When struggling smartphone maker Blackberry (NASDAQ:BBRY) fired its previous chief executive, Thorsten Heins, in November after abandoning its sale plans, former Sybase chairman John S. Chen was brought in as temporary chief executive until a new CEO could be found. But with the search for a new CEO put on hold until Blackberry is in better financial shape, Chen has now dropped the “interim” label from his title, the New York Times reports.
According to Adam Emery, a spokesman for Blackberry, Chen has now promised to remain at BlackBerry for the foreseeable future. “After earnings, and again in meetings with media and analysts at C.E.S., John said that he would be BlackBerry’s C.E.O. until the company is back on solid financial footing,” Emery said. “The search for a CEO has been put on the back burner for now,” he added.

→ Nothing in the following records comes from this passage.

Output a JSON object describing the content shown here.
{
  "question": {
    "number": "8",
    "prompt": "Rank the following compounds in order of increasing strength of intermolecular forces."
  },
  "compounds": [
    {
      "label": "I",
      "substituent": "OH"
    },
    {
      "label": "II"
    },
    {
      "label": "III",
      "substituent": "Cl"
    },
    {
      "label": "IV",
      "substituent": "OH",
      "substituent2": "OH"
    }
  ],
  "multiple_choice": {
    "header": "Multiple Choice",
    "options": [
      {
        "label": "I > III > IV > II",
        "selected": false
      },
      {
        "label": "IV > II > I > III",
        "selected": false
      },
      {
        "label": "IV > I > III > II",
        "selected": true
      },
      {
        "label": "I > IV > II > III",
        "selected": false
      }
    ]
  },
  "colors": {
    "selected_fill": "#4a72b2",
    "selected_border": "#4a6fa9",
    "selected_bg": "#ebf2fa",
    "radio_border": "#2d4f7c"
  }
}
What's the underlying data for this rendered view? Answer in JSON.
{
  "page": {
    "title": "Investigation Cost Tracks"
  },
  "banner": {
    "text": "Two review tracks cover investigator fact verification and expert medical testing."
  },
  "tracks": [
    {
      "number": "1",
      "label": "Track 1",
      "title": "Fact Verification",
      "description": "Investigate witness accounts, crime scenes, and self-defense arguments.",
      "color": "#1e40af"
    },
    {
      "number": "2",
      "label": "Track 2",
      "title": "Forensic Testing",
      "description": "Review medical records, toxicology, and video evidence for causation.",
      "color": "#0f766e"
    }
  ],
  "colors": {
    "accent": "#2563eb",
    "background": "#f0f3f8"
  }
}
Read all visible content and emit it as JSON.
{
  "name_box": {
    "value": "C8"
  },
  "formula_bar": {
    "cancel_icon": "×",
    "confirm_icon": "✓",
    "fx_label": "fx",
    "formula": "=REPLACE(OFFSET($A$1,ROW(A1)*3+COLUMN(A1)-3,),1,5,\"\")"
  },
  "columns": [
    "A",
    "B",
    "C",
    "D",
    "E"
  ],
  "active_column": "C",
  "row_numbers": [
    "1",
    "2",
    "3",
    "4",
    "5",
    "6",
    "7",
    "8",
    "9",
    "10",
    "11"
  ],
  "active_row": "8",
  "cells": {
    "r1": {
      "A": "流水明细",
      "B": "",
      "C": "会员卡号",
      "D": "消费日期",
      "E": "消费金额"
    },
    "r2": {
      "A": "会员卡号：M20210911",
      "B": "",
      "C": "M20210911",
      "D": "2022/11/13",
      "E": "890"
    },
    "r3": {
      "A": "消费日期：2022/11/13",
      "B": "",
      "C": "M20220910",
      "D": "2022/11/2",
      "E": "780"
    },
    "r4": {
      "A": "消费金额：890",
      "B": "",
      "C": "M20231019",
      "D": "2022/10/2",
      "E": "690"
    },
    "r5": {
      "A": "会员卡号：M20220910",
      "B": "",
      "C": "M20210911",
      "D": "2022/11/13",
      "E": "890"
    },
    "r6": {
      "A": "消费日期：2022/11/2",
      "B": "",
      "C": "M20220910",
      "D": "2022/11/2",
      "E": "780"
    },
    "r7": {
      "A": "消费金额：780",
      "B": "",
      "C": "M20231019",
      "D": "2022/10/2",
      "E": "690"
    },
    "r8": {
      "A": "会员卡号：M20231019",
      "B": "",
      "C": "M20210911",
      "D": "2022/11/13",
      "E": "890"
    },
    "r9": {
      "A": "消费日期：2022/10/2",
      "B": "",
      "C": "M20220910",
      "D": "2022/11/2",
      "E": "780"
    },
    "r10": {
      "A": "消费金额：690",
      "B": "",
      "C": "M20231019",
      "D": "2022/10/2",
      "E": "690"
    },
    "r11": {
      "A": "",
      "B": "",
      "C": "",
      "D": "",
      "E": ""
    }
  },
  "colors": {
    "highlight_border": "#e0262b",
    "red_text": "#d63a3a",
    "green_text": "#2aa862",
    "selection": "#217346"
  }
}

Chen replaced Heins as chief executive in November after the latter executive’s mandate to turn BlackBerry around left the smartphone maker with huge losses and an uncertain future. However, Chen has overseen a series of positive moves for the company, including removing several senior executives, formulating a deal to outsource the design and risk that comes from its handset business, and refocusing BlackBerry’s products towards government and corporate users, specifically software, which was once one of its central businesses, the NY Times writes.
Chen has a history of success when it comes to turnarounds. As the former chairman of Sybase, Chen was instrumental in turning the struggling database company around by having the foresight to make an early entry into mobile data systems for businesses. Sybase was then acquired by German corporate software maker SAP in 2010 for $5.8 billion.
Analysts responded positively to the news that Chen would remain with BlackBerry for the time being.
In a note to investors, Wells Fargo analyst Maynard Um wrote, “We view this as a positive, given Chen’s previous turnaround experience, knowledge of corporate mobility solutions and the ability to attract talent.” However, Um added that it would be important to wait and see Chen’s future plans, specifically software pricing, in order to assess whether his ideas will spur upwards momentum for BlackBerry.